Increased Neutralization Capacity
A severe acute respiratory syndrome coronavirus 2 (SARS-CoV-2) pseudovirus neutralization test using ⍺-SARS-CoV-2 monoclonal antibodies and Fc-ACE2 fusion proteins showed increased neutralization capacity, as expected since the multivalent presentation of the anti-SARS-CoV-2 antibodies into nanocages is expected to increase the avidity of antibodies for the viral particles. When Fc-ACE2 fusion protein was formed into octahedral assemblies, the neutralization capacity for SARS-CoV-2 was enhanced sevenfold compared to free Fc-ACE2.
What are the Implications?
We anticipate that the ability to assemble arbitrary antibodies without need for covalent modification into highly ordered assemblies with different geometries and valencies will have a broad impact in biology and medicine.”
Using this strategy, other homo-oligomers could be used as long as they have the right terminal components, such as helical antigen-binding proteins to fuse viral glycoproteins, or symmetric enzymes with free helices to boost the location of active sites involved in consecutive reactions.

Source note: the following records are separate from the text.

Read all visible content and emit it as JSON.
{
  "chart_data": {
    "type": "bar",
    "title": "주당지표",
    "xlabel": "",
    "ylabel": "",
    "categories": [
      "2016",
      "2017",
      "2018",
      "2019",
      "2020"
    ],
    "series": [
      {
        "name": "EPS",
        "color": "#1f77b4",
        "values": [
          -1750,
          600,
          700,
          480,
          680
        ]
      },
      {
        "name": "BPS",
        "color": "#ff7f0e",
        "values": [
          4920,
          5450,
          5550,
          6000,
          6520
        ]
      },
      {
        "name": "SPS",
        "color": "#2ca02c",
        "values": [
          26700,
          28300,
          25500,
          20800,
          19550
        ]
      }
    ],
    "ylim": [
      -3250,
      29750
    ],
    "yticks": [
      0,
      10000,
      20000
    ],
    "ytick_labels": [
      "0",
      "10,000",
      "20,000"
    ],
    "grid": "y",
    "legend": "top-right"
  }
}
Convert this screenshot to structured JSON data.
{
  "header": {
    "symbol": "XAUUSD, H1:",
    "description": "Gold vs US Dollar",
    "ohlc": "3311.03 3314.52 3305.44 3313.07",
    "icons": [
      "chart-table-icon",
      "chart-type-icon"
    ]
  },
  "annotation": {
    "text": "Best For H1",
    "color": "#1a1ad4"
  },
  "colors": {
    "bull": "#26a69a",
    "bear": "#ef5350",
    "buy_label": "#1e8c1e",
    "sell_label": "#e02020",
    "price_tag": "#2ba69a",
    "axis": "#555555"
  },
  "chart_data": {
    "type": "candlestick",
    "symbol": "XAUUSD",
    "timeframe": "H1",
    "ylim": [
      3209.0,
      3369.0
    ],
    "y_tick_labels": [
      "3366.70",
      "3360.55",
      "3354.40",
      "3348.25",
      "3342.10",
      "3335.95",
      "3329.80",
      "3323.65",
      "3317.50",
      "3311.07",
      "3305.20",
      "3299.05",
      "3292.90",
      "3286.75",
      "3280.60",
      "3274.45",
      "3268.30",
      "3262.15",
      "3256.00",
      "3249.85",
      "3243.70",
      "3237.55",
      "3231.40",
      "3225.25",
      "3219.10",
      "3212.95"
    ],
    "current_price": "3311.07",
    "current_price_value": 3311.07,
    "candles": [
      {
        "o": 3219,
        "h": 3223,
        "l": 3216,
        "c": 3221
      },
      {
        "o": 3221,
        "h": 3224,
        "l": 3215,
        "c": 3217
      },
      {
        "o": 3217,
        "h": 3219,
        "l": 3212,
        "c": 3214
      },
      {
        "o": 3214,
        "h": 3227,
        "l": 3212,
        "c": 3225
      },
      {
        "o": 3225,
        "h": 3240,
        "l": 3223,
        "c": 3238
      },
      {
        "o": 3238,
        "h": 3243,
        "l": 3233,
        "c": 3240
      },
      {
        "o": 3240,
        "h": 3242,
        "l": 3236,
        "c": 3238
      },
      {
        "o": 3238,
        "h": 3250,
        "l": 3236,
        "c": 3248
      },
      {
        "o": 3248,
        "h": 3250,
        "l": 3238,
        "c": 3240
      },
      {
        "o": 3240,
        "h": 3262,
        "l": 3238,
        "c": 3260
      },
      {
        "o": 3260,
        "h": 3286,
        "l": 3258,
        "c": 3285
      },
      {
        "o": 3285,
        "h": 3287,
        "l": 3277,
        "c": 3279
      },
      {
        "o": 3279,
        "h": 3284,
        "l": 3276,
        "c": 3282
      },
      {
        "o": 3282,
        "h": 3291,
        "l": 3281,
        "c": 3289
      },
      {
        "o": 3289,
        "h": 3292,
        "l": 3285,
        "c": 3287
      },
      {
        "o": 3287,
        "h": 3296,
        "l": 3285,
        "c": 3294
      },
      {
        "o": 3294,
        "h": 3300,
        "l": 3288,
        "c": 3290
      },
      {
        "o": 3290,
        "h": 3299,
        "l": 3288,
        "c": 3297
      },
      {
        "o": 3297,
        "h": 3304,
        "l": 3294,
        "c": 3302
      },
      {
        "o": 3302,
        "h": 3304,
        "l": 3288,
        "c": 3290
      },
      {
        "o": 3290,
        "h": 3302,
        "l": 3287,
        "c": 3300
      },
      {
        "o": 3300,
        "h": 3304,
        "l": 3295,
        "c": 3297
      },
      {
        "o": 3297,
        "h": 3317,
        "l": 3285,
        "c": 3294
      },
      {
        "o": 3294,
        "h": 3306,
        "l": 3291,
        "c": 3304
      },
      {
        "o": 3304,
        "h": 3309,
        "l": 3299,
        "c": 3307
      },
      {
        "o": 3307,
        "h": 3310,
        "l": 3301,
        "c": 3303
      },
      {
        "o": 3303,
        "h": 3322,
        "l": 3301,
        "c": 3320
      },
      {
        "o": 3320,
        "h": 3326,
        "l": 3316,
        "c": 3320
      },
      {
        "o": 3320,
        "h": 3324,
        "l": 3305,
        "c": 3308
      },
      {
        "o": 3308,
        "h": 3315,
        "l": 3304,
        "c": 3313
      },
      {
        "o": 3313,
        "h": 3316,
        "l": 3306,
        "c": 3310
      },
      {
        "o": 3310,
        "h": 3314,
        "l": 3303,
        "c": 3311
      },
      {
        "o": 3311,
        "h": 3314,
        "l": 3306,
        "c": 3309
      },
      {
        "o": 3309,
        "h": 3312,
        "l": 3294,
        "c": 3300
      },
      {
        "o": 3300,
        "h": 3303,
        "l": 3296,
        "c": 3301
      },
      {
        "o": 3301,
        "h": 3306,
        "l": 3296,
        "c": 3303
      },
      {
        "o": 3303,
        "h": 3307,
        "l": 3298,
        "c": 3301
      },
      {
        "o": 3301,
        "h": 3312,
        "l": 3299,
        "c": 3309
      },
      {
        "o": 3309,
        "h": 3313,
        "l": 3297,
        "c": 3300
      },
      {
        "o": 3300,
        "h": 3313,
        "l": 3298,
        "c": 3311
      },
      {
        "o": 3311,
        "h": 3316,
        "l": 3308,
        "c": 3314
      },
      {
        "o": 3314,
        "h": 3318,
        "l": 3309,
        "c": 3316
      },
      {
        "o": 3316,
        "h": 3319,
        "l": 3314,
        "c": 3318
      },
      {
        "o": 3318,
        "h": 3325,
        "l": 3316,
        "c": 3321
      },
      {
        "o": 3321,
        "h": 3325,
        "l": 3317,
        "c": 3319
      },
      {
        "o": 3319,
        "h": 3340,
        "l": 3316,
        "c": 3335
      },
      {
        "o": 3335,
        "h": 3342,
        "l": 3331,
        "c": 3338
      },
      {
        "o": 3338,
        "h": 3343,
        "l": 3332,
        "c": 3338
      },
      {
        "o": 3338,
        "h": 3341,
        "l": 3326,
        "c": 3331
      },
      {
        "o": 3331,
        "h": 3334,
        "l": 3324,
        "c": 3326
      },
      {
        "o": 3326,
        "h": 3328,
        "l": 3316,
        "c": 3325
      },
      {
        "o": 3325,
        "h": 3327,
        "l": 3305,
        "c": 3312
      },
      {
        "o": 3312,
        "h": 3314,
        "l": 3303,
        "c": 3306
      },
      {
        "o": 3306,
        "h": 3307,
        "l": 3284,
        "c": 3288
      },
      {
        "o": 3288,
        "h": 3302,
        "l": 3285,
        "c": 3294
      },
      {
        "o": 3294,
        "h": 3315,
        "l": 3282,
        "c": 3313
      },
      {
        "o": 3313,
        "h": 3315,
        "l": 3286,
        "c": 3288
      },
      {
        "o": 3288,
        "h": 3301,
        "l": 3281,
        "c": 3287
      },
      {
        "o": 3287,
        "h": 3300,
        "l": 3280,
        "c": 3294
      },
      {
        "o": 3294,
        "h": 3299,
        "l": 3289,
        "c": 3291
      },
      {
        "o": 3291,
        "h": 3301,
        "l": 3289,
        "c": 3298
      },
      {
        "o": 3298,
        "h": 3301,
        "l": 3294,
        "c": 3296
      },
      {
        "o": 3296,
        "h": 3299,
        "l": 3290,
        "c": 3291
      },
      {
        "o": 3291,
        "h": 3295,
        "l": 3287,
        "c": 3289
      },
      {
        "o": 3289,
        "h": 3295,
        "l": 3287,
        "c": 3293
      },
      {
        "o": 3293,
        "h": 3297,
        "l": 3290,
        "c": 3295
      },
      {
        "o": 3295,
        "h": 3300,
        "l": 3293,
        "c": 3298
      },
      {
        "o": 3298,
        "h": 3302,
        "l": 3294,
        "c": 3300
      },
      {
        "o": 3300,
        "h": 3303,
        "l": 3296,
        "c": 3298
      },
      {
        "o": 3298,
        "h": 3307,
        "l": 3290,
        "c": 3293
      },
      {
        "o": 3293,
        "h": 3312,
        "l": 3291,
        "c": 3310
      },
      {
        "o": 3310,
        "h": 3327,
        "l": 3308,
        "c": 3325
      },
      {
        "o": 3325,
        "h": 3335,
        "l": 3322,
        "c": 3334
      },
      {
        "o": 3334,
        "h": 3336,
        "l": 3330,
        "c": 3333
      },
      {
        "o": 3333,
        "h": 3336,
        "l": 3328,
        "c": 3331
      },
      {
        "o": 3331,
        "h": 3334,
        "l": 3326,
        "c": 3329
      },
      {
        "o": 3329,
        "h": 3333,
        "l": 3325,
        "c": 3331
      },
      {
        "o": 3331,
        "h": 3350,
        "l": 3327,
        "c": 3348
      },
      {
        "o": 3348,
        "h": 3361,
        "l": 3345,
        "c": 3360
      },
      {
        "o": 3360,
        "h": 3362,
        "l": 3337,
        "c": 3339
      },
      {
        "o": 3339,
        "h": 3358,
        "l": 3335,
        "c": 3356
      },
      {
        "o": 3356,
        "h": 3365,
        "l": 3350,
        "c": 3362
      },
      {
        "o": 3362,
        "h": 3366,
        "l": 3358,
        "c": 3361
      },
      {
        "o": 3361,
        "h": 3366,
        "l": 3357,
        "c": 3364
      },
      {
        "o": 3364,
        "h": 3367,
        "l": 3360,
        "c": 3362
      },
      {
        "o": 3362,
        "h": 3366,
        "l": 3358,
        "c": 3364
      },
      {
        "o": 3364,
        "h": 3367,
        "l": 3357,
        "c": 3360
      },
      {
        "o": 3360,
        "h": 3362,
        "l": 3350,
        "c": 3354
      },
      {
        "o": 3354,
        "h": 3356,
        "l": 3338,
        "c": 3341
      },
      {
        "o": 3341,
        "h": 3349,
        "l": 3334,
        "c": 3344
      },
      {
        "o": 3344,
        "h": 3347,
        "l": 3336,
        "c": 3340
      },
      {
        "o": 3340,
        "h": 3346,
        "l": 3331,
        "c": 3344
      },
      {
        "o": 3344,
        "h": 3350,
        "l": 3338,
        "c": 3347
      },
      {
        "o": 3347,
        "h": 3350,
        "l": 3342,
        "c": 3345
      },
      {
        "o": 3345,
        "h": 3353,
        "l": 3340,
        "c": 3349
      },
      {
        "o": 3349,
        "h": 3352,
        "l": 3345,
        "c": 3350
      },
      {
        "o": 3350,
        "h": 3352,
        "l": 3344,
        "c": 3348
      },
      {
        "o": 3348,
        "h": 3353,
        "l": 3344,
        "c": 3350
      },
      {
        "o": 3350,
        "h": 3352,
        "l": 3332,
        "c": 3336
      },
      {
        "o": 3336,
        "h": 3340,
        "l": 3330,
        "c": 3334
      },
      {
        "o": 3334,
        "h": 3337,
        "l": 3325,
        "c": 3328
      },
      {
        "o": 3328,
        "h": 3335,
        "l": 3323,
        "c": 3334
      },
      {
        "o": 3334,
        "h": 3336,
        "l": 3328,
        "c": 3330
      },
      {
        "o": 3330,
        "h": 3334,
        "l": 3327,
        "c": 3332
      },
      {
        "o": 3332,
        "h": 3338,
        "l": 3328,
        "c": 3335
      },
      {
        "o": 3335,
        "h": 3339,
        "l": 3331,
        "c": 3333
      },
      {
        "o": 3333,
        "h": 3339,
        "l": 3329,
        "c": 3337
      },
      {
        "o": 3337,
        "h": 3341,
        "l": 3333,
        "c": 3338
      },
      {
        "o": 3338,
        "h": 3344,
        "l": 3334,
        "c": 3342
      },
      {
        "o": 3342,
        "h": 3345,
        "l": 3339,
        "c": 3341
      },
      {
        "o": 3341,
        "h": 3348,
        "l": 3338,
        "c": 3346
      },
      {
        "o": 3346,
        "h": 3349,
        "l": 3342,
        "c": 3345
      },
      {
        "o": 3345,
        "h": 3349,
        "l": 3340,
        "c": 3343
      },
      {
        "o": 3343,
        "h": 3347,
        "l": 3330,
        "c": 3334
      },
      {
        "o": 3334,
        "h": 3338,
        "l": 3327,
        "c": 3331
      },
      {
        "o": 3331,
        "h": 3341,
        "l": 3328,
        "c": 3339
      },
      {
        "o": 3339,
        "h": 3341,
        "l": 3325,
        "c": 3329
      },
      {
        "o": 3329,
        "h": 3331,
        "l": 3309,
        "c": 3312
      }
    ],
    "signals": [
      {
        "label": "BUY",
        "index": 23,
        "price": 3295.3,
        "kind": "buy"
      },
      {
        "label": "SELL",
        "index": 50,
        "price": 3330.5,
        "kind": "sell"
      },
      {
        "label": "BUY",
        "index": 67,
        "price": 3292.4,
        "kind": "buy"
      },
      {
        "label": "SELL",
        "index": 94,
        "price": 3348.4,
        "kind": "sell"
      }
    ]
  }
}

The modular approach allows practically any known antibody to be picked up and assembled with the right design protein that offers adequate affinity of binding between the protein and the Fc binding component. The degree of control it offers concerning the positioning and valency of the Fc binding domain is unsurpassed by other antibody-protein nanoparticles.
Their applications are also diverse, offering signaling pathway agonism with a high degree of structural homogeneity, which results in more predictable phenotypic effects, and thus better control of the process.
Mixing of Fc-fusions or antibodies targeting different receptors can generate nanocages containing both to assess the effects of the mixture on downstream signaling pathways, at different valencies and architectures. They could also be used to deliver protein or nucleic acid cargo, raising the possibility of antibody therapeutics. This will require further studies into their pharmacological properties.
bioRxiv publishes preliminary scientific reports that are not peer-reviewed and, therefore, should not be regarded as conclusive, guide clinical practice/health-related behavior, or treated as established information.